The study did not explore which food or food element in the healthy diet contributed most to the reduced cognitive decline, said Dr Smyth. And because it is an observational study, it cannot establish causation, and so cannot rule out the possibility that it is not just the healthy diet, but the accompanying lifestyle choices, such as being physically active and not smoking, that help reduce cognitive decline.

"We included smoking, [body mass index,] and physical activity as covariates in our multivariable adjusted models, to take this into consideration," said Dr Smyth. "However, residual confounding cannot be entirely ruled out."

Asked to comment on the study, Neelum Aggarwal, MD, associate professor, Neurology, Rush University Medical Center, Chicago, Illinois, noted that cognitive function was a secondary/exploratory outcome of studies that were looking mainly at cardiovascular events.

"I am always a bit hesitant to draw generalized comments about cognitive change when the study was not designed to look at cognition," she told Medscape Medical News.

She also pointed out that the study used the MMSE, which "is notoriously not sensitive to measure mild cognitive changes" including mild cognitive impairment.

"This study had two cognitive determinations, and thus talking about decline is a bit risky, in that we know in healthy cohorts, fluctuation can occur in cognitive testing over time," said Dr Aggarwal. "Ideally, more cognitive endpoints would have been helpful.
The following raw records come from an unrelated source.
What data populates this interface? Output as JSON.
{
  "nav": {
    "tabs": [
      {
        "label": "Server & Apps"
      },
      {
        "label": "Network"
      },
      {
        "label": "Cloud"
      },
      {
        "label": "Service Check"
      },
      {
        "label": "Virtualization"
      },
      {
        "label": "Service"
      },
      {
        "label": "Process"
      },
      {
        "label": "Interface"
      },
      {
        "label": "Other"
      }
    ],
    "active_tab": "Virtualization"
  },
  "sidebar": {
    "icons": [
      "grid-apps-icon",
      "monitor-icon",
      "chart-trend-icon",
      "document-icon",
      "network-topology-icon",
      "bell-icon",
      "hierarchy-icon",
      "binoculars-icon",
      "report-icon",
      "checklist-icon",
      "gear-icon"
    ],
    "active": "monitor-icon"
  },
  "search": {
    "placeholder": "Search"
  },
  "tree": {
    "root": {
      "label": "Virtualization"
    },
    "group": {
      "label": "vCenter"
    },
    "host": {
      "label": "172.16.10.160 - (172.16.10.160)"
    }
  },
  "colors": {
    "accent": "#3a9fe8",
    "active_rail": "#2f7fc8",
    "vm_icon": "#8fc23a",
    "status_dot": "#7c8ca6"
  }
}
Typically, in our studies at Rush and other groups, we do three cognitive measures if we are using cognitive function changes as our endpoints."

The Montreal Cognitive Assessment would have been a better measure than the MMSE, she added.

However, the study also had "clear strengths," including its large sample size and use of a "standard" Food Frequency Questionnaire that looks at quartiles or quintiles and is used in "lots of analyses and types of data analyses," said Dr Aggarwal.

Using an international cohort may have benefits (eg, the results are more likely to be generalizable), but it also has also potential drawbacks (eg, the diet Food Frequency Questionnaires may differ between groups, and it is unclear if that could affect results), she said.

The study was supported by Boehringer Ingelheim. Dr Smyth has disclosed no relevant financial relationships. Disclosures for coauthors appear in the paper.